I want to be a dog person. Not a cat person.

When I told my best friend about my decision to get a small four-legged to share my home, I explained with some resignation all the reasons it was impractical for me to get a dog. I travel too much. I work weird hours. They’re too much effort for a single person. But, you know, they’re dogs, so they’re awesome. I said, “I’m getting a cat.” I’m sure my voice conveyed this as the second best option.

Ann sputtered a laugh and said, “Of course you are! Oh, how did I never notice this before? You’re totally a cat person.”

I was annoyed by this observation.

I want to be a dog person.

But the Professor and I became friends immediately. Within the first five minutes in my home, he confidently meowed his loud presence to every room on the first floor. He scaled the couch and howled his arrival at the summit. I loved his fearlessness. For the next month, he followed me everywhere. Demanded constant attention. I discovered he mewed incessantly. In fact, one summer night while enjoying a drink on the back porch with a friend, my pal interrupted our conversation to say, “Dude, what the hell is wrong with your cat? He talks nonstop!”

This friend happens to own two cats himself, so I was surprised by his surprise.

“Don’t all cats talk a lot?”

“No,” he said with some alarm in his voice, “Not like that. Is he dying? Have you taken him to a vet?”

He’s not dying.

He’s just the Professor. He talks a lot.

I get a lot of lectures in my home.

He is a typical cat, so I won’t say much about that. Aloof, commandeering, demanding. He bears the regal essence of catness. He jumps on counters, then pretends he didn’t. I have squirt bottles all over the house. That little fucker is not getting on my counters when I’m sitting right here. He manages the house all day while I’m gone, and I guess he can do as he pleases. But damn it, I don’t want to be a cat person.

Cat people always freaked me out, their blind devotion and insistence this crazy little feline was a pal, when clearly it was a resentful would-be predator in a body too small to take action.
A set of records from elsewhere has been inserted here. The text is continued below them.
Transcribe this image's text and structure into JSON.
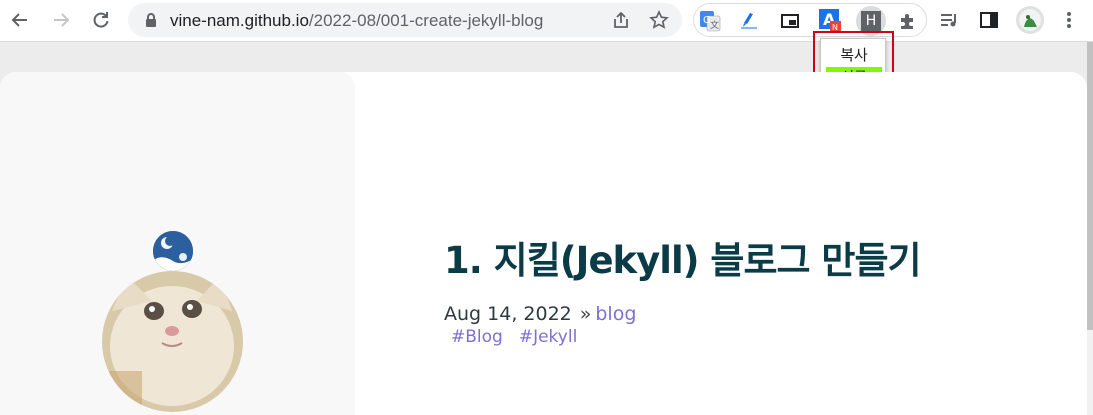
{
  "browser": {
    "url_host": "vine-nam.github.io",
    "url_path": "/2022-08/001-create-jekyll-blog",
    "extensions": [
      {
        "name": "google-translate"
      },
      {
        "name": "extension-pen"
      },
      {
        "name": "picture-in-picture"
      },
      {
        "name": "extension-a",
        "badge": "N"
      },
      {
        "name": "extension-h",
        "letter": "H"
      }
    ]
  },
  "popup": {
    "title": "복사",
    "status": "성공",
    "status_color": "#7cfc00",
    "outline_color": "#d0021b"
  },
  "post": {
    "title": "1. 지킬(Jekyll) 블로그 만들기",
    "date": "Aug 14, 2022",
    "separator": "»",
    "category": "blog",
    "tags": [
      "#Blog",
      "#Jekyll"
    ]
  },
  "colors": {
    "title": "#0b3b47",
    "link": "#7f6fd1"
  }
}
Whatever the cat did was absolutely fine, because, cat. They were mostly assholes. I remember going to particular friends’ home for dinner many years ago. Moments before we ate, their cat jumped on the dining room table where all our uncovered meal steamed in its warm glory.

My eyes bulged out.

“Get off the table,” our hostess said, shooing the cat who returned her insistence with a cool hard gaze. Cheerfully, she said, “Oh, you’re the worst.”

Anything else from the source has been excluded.